Barack Obama, attempting to sell his government takeover of the health care industry to an astroturf crowd at a phony, staged town hall, doesn’t want you to worry about the survival of insurance companies after the government creates a tacit insurance monopoly. After all, private companies FedEx and UPS are “doing just fine” against the government-run US Postal Service.
“Give me your health care and we’ll play Post Office. Next we’ll try Seven Minutes In Socialist Heaven.”
It never occurred to the Convincer-in-Chief that people would probably not want to deal with a service modeled after the notoriously inept US Postal Service when trying to get their tonsils removed? Detractors of government-run health care have been comparing it to the DMV without knowing that its greatest supporter would do them the favor of comparing it to the US Postal Service.
It gets even worse.
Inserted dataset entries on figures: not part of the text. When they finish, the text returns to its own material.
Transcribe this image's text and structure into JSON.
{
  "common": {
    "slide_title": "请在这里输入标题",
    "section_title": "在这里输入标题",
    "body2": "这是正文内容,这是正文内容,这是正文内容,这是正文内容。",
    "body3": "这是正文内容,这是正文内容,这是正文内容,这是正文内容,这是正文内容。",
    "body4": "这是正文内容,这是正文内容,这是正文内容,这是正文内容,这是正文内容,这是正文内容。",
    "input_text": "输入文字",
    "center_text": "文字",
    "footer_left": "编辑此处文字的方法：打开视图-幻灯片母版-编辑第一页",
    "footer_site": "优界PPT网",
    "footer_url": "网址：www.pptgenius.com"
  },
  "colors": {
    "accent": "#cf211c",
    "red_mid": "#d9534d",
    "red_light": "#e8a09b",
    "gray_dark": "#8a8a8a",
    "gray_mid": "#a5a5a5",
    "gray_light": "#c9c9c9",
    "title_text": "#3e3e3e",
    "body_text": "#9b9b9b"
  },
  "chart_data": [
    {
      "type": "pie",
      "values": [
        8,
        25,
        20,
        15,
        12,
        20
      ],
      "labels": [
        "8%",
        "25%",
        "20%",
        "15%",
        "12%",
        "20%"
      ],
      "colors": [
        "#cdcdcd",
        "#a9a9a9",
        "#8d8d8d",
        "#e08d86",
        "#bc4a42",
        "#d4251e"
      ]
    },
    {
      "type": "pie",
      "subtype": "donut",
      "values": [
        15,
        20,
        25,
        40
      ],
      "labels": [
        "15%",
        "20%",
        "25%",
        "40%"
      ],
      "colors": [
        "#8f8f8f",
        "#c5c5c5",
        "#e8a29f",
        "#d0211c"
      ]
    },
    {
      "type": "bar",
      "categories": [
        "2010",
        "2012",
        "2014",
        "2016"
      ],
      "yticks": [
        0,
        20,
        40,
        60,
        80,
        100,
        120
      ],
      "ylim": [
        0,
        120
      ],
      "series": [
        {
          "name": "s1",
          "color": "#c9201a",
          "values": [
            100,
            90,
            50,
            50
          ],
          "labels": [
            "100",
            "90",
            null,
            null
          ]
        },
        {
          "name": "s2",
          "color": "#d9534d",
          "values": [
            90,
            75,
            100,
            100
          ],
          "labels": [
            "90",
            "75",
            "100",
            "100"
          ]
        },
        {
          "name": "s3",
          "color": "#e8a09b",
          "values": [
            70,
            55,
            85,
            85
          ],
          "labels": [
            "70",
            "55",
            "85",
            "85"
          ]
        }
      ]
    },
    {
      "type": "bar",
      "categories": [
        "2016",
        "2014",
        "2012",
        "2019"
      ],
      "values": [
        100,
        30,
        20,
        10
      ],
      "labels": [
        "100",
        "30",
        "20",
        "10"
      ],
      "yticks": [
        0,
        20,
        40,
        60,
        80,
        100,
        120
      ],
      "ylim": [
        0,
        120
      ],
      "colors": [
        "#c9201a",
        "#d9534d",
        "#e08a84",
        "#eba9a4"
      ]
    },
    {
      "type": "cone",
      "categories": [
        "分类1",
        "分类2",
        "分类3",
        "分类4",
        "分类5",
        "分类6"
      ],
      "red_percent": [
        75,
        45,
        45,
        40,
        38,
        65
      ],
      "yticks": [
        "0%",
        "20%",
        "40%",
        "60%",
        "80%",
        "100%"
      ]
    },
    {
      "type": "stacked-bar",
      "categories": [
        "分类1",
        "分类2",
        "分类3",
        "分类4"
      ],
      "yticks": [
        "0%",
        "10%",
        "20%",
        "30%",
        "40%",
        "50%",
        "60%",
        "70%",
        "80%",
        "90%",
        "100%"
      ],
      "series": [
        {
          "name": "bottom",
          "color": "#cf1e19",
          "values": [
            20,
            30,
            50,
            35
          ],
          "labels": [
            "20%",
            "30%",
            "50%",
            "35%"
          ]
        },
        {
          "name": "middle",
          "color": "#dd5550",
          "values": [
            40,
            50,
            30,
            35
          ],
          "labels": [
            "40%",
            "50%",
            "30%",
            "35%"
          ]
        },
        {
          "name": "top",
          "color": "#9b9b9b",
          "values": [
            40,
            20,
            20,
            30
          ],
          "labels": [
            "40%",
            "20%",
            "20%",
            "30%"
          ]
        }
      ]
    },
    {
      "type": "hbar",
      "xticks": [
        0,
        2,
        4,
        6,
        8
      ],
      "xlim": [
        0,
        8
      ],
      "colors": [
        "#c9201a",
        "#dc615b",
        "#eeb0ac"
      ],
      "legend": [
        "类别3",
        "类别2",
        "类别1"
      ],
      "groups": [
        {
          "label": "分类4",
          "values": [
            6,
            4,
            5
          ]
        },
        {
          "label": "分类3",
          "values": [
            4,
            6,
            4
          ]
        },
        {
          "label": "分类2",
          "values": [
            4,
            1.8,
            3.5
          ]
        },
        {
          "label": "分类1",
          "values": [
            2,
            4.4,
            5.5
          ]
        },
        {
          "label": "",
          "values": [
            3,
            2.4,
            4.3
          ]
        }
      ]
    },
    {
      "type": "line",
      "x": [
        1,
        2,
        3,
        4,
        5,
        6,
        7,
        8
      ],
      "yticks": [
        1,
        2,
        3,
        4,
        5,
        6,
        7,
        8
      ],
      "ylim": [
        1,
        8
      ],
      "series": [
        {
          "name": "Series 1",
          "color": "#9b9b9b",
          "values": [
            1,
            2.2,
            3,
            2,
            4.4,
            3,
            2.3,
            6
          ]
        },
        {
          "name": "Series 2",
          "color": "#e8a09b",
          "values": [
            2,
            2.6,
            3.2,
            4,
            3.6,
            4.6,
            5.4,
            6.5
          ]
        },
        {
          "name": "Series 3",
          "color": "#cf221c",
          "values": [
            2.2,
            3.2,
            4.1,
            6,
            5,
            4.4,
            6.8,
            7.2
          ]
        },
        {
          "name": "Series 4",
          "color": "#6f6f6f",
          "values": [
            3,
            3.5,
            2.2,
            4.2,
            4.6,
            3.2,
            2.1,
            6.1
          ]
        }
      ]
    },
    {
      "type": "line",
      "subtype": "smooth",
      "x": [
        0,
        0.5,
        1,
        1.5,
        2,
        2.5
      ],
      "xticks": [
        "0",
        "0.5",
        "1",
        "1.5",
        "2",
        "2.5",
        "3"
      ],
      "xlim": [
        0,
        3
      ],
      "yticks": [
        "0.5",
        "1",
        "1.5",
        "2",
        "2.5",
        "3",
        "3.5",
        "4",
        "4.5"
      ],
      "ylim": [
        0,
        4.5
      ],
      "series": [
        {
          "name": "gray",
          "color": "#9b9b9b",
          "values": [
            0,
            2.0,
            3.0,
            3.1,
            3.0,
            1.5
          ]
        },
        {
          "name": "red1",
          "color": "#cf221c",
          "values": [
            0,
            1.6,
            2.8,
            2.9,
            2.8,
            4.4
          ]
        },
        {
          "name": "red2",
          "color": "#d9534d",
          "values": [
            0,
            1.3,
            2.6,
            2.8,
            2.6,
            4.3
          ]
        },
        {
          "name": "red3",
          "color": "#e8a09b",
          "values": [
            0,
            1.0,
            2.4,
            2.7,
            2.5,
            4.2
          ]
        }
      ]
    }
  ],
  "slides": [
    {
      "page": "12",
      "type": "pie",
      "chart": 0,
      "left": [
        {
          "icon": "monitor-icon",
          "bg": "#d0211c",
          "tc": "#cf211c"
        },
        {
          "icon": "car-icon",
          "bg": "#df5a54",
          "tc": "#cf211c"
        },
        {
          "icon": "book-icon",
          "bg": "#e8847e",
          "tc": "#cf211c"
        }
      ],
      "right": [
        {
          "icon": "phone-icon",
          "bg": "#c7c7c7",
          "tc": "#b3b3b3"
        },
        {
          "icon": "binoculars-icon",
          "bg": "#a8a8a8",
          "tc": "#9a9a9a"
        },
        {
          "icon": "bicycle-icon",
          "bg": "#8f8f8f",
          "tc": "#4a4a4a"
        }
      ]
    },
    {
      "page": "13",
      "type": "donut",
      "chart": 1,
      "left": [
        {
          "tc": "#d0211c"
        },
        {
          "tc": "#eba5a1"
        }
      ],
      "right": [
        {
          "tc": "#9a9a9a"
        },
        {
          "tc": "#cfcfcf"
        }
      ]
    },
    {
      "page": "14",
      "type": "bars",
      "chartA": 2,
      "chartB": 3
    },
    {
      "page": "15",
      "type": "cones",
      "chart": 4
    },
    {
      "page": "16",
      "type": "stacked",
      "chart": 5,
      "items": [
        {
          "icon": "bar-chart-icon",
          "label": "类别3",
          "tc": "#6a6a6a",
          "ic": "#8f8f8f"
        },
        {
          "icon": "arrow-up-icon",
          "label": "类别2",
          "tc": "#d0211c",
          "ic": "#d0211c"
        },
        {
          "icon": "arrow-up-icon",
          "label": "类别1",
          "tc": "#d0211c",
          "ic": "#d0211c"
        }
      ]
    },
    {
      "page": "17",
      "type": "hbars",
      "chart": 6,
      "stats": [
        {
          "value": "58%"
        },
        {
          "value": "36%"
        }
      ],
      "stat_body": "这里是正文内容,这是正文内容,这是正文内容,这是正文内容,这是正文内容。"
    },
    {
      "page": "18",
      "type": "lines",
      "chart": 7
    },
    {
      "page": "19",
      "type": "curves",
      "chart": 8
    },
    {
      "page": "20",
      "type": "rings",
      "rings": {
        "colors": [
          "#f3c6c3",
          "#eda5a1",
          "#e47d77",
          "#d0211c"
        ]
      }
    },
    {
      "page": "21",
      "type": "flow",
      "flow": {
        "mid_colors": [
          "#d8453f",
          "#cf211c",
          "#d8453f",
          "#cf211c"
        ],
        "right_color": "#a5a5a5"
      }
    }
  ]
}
The Heritage Foundation points out that the US Postal Service operates under a virtual monopoly. True, FedEx and UPS exist with the US Postal Service in the very broad category of “getting things from one place to another,” but only the US Postal Service is allowed to carry “non-urgent letters.” In other words, FedEx and UPS are “doing just fine” in the narrow arena in which they are allowed to operate, and kept out of other areas by government mandate.
And the quasi-monopoly government-run US Postal Service can’t ever seem to get it right.
Which is the better system again?
Given the President’s comparison of Health Care to Package Delivery, Heritage asks some questions.
1.) The U.S. Post Office is the only entity allowed by federal law to deliver first class mail to your mailbox. In fact, Fedex and UPS are strictly prohibited from delivering “non-urgent” letters. If the government can fairly compete and is setting fair rules, wouldn’t the post office be open to competition at your mailbox?
2.) If Americans were offered “free” postage paid for by massive government spending and tax hikes, would Fedex and UPS still exist?
3.) The Post Office is on track to lose a staggering $7 billion this year alone. How will a government-run health care plan manage taxpayer resources more efficiently?
4.) Postmaster General John Potter says he lacks the “tools” necessary to run the Post Office effectively like a business. Would a government-run health care system have the tools it needs to run as effectively as the private sector entities it is replacing?
5.) On the one hand, the President remarks how great his public health care plan will be. On the other hand, he notes it won’t be good enough to crowd out your private insurance, i.e. the Post Office comparison. So which is it Mr. President? Will it be so great that private insurance disappears or so awful that it isn’t worth creating in the first place?
6.) But the most important question is this: if you have an urgent piece of mail you need delivered, life or death, who are you going to call? Everyone saying the government…please raise your hands. (crickets)
I deal with the USPS quite a bit. You don’t want a USPS-like system handling your health care any more than you’d trust the USPS to deliver your medical records from one doctor to another in the same town.
Want to see what it would be like to try and deal with that kind of red tape. Try and wade your way through the rules and regulations in the US Postal Service’s Domestic Mail Manual. I dare you.